By request from Joseph Benaiah Cox:

As someone who frequently points out that Jonah Goldberg is a moron unsuited for any work in the public, let along public intellectual debate, how do you feel about calls to tone down the rhetoric? While obviously yours is not violent rhetoric, it probably doesn’t make anyone feel too charitable. I enjoy your candor, but as someone who has a blog award for bravery named after him I wonder if you could chew on your own role in the public discourse. Do you regret things you have said? Do you think that you contribute to the devil shift?

I have definitely said some things over the years which I regret. But I draw a distinction here. I don’t think people should pretend to like people they dislike or avoid saying what they mean. But I do think people should be careful to avoid a certain kind of tendentious rhetoric. Some of the participants in our political debate are quite stupid, some are corrupt, some are dishonest, and some combine multiple unattractive qualities.

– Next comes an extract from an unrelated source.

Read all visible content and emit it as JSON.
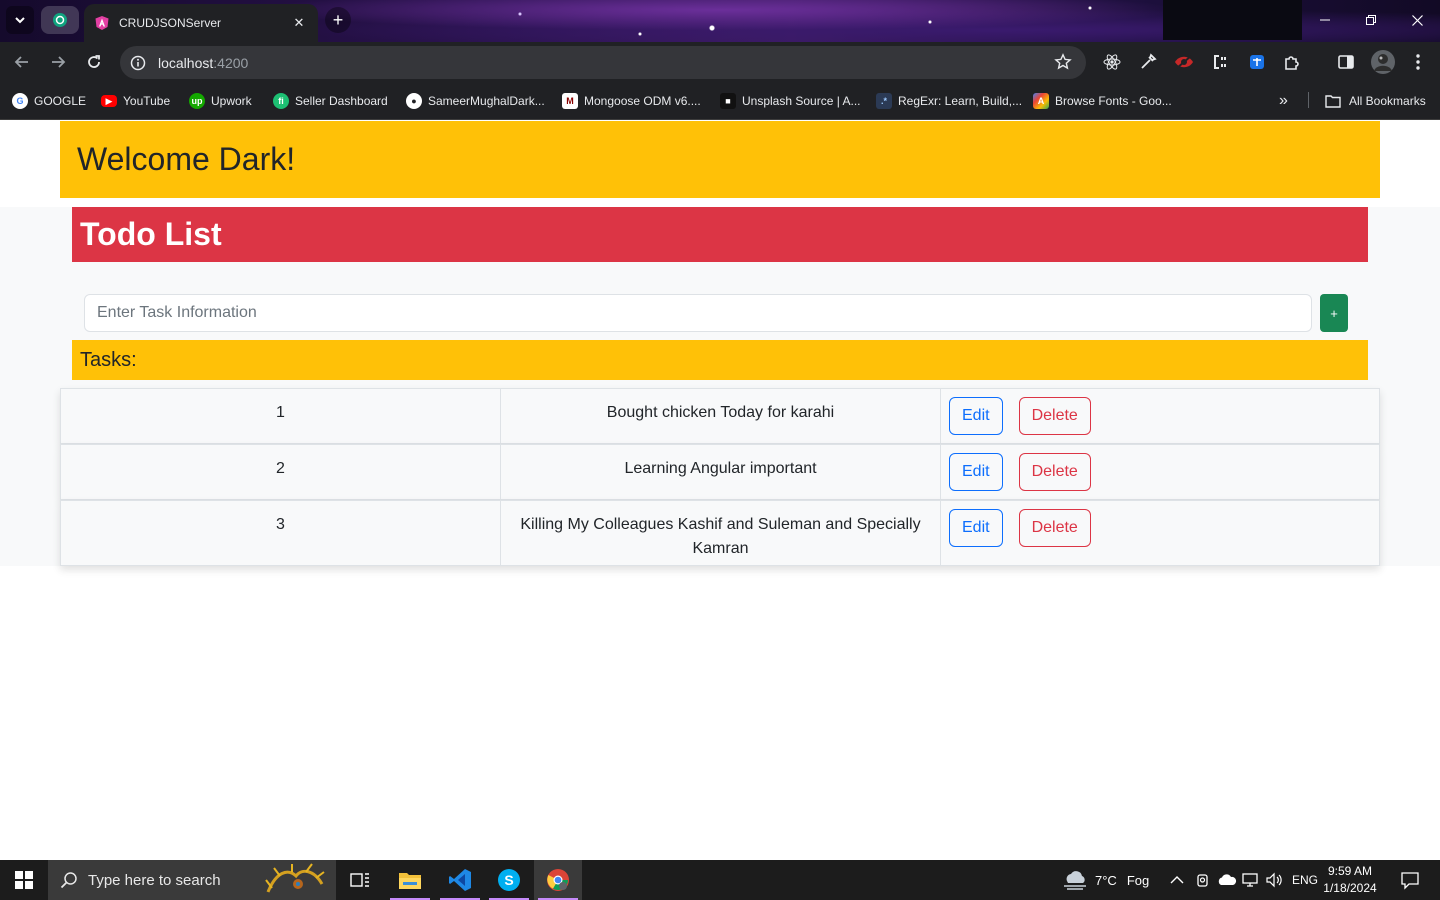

What should be avoided is the tendency to dramatically overstate the ideological stakes in our political debates. The choice between Democratic candidates and Republicans ones is important and has important consequences. But in the grand scheme of things, you’re seeing what’s basically a friendly debate between two different varieties of the liberal tradition. I think efforts to elide the difference between the religiously inflected populist nationalism of George W Bush and the religiously inflected populist nationalism of Mullah Omar are really absurd, as are the efforts by Glenn Beck to elide the difference between the progressive income tax and Joseph Stalin. This stuff is mostly unserious, but I also think it’s potentially dangerous. If you really thought prominent American politicians were plotting to fundamentally subvert the American constitutional order tand supplant it with a totalitarian dictatorship, you’d be prepared to countenance some pretty extreme countermeasures.


The problem here isn’t really about “civility” or being nice, it’s about accuracy and not treating your audience like you respect them. Beck thinks of his audience as marks, which is just plain wrong, and some day I’m afraid the con may lead someone to do something equal in craziness to the yarn Beck is spinning.